Questa scelta non piacque al nuovo arcivescovo Pujia interessato a ottenere un riequilibrio architettonico della facciata, teso a sminuire la pesantezza delle cornici orizzontali con un bilanciamento delle decorazioni. Non potendosi più modificare il timpano e i terminali delle torrette, si cercò un riequilibrio delle forme presenti, con un ridimensionamento delle bifore di facciata dei «campi» laterali, la semplificazione dei portali minori laterali, l’addizione di piccoli elementi decorativi a mosaico e l’aggiunta di elementi scultorei e decorativi attorno al rosone.
Vennero abolite le cinque nicchie che caratterizzavano la parte terminale del «campo» centrale e sulla cuspide del timpano venne realizzato il terminale gradonato su cui poggia la grande croce metallica. Il coronamento della facciata acquistò, con l’aggiunta di modanature e decorazioni, un maggiore spessore.

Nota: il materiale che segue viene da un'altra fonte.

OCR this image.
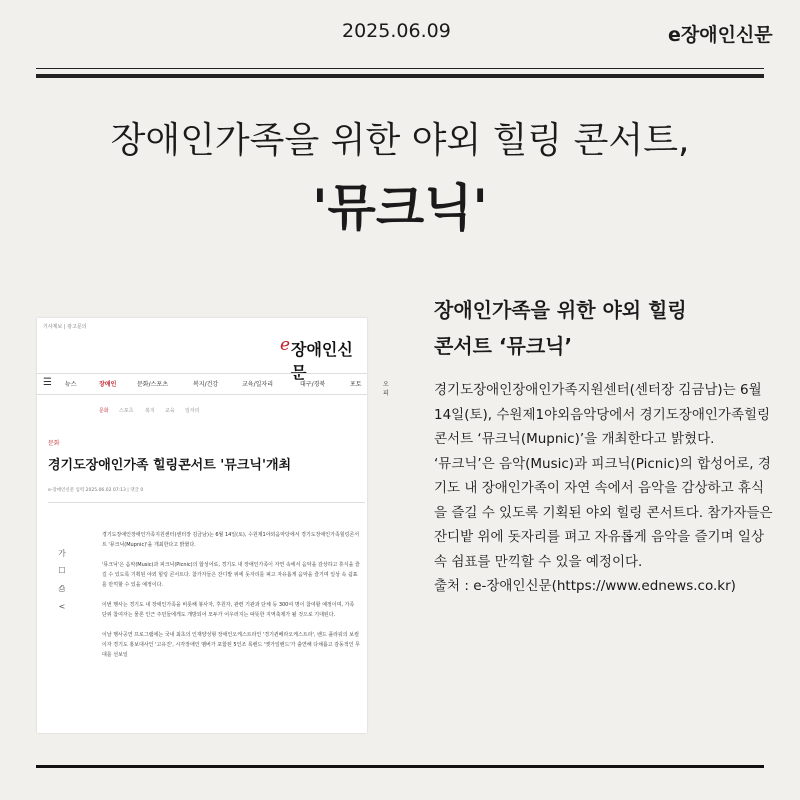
2025.06.09	e장애인신문
장애인가족을 위한 야외 힐링 콘서트,
'뮤크닉'
기사제보 | 광고문의
e 장애인신문
☰ 뉴스	장애인	문화/스포츠	복지/건강	교육/일자리	대구/경북	포토	오피
문화 스포츠 복지 교육 일자리
문화
경기도장애인가족 힐링콘서트 '뮤크닉'개최
e-장애인신문 입력 2025.06.02 07:13 | 댓글 0
가
☐
⎙
<

경기도장애인장애인가족지원센터(센터장 김금남)는 6월 14일(토), 수원제1야외음악당에서 경기도장애인가족힐링콘서트 '뮤크닉(Mupnic)'을 개최한다고 밝혔다.

'뮤크닉'은 음악(Music)과 피크닉(Picnic)의 합성어로, 경기도 내 장애인가족이 자연 속에서 음악을 감상하고 휴식을 즐길 수 있도록 기획된 야외 힐링 콘서트다. 참가자들은 잔디밭 위에 돗자리를 펴고 자유롭게 음악을 즐기며 일상 속 쉼표를 만끽할 수 있을 예정이다.

이번 행사는 경기도 내 장애인가족을 비롯해 봉사자, 후원자, 관련 기관과 단체 등 300여 명이 참여할 예정이며, 가족 단위 참여자는 물론 인근 주민들에게도 개방되어 모두가 어우러지는 따뜻한 지역축제가 될 것으로 기대된다.

이날 행사공연 프로그램에는 국내 최초의 인재양성형 장애인오케스트라인 '경기퀸베라오케스트라', 밴드 플라워의 보컬이자 경기도 홍보대사인 '고유진', 시각장애인 멤버가 포함된 5인조 록밴드 '옛가일밴드'가 출연해 다채롭고 감동적인 무대를 선보일

장애인가족을 위한 야외 힐링
콘서트 ‘뮤크닉’

경기도장애인장애인가족지원센터(센터장 김금남)는 6월 14일(토), 수원제1야외음악당에서 경기도장애인가족힐링콘서트 ‘뮤크닉(Mupnic)’을 개최한다고 밝혔다.

‘뮤크닉’은 음악(Music)과 피크닉(Picnic)의 합성어로, 경기도 내 장애인가족이 자연 속에서 음악을 감상하고 휴식을 즐길 수 있도록 기획된 야외 힐링 콘서트다. 참가자들은 잔디밭 위에 돗자리를 펴고 자유롭게 음악을 즐기며 일상 속 쉼표를 만끽할 수 있을 예정이다.

출처 : e-장애인신문(https://www.ednews.co.kr)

Le statue di San Paolo e Santo Stefano da Nicea dello scultore Francesco Jerace
Alla base del «campo centrale» scomparvero le due arcate che affiancavano il portale e, negli anni successivi al 1928, venne realizzato in aggetto il pronao avanzato rispetto alla facciata. Negli anni successivi la grande scalinata, con il posizionamento delle statue di San Paolo e di Santo Stefano da Nicea, eseguite dallo scultore Francesco Jerace, collocate in corrispondenza delle torri centrali, venne ripartita in tre parti seguendo le linee dei «campi».
Gli interventi più recenti
Negli scorsi anni con l’adeguamento dell’impianto di illuminazione, aggiornato alle nuove tecnologie, e con il restauro conservativo, è tornata a risplendere la bellezza del volto della chiesa madre della Diocesi reggina.
Dunque si rinnova un momento importante per la comunità del territorio tutto che vede nel Duomo uno dei simboli per eccellenza della rinascita della speranza dopo il disastro del terribile terremoto del 1908.